Exact figures are difficult to come by because of classification issues but in a 2007 article in Foreign Affairs, a former senior intelligence official wrote that every 24 hours over one billion pieces of information are collected. During a 2007 unclassified conference on analytic transformation, Dr. Michael Wertheimer, the Chief Technology Officer at the time for the Director of National Intelligence stated:
“Of the data we’re collecting, that is genuinely intel, not fluff – it’s already been filtered and selected – we’re only analyzing about one ten-millionth of the data we’re collected today; one ten-millionth.”

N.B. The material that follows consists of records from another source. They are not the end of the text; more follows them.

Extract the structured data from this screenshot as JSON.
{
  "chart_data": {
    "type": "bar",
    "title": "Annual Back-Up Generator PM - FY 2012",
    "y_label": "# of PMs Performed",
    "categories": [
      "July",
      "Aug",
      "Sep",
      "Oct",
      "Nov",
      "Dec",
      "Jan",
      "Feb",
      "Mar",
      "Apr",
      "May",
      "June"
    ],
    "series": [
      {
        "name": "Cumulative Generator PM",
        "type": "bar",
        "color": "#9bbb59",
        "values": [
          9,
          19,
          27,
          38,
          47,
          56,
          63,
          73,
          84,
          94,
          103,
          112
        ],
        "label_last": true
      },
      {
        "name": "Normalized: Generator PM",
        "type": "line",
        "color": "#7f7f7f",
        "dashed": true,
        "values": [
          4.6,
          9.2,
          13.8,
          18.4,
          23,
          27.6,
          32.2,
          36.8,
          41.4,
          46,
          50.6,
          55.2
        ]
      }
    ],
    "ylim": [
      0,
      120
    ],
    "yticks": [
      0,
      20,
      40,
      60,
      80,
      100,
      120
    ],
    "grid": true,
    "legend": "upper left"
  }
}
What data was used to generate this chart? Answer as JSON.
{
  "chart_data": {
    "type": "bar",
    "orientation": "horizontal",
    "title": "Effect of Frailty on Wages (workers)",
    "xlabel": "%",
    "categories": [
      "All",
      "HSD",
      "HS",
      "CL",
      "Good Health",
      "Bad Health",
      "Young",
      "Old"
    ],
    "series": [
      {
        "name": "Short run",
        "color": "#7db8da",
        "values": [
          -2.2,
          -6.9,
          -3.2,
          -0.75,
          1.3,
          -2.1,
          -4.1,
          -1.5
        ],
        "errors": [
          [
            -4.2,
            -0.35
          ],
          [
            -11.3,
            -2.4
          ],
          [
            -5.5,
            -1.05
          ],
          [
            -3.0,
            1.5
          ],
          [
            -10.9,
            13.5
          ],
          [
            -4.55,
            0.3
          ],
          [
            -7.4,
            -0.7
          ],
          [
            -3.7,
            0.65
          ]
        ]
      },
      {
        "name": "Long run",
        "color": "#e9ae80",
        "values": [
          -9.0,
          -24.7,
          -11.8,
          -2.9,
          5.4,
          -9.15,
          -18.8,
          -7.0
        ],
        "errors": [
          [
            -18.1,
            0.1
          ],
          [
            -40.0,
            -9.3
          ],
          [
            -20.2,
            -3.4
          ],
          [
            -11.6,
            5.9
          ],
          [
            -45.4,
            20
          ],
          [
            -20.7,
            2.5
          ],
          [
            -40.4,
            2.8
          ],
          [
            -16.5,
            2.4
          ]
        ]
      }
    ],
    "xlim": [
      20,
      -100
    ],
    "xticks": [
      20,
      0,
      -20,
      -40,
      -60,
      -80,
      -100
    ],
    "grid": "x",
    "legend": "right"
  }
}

Politicians, decision makers and the American people still need a better understanding of what intelligence can and cannot do for protecting our nation and targeting our enemies, and how those capabilities are impacted by the ongoing sequestration. As the debate over the Syrian chemical weapons show, intelligence analysis will seldom give you a case that can stand up in a court of law. Nor, as Benghazi demonstrated, can intelligence always predict exactly where our enemies will strike or for what reason.
In spite of these limitations, the ability of the intelligence community to look through massive amounts of data and fill in the pieces of an ever-changing puzzle is remarkable and critical to protecting our safety and national interests. Allowing sequestration to apply a falling axe to defense cuts where a carefully wielded scalpel is needed, will make a difficult job even harder and could endanger us all.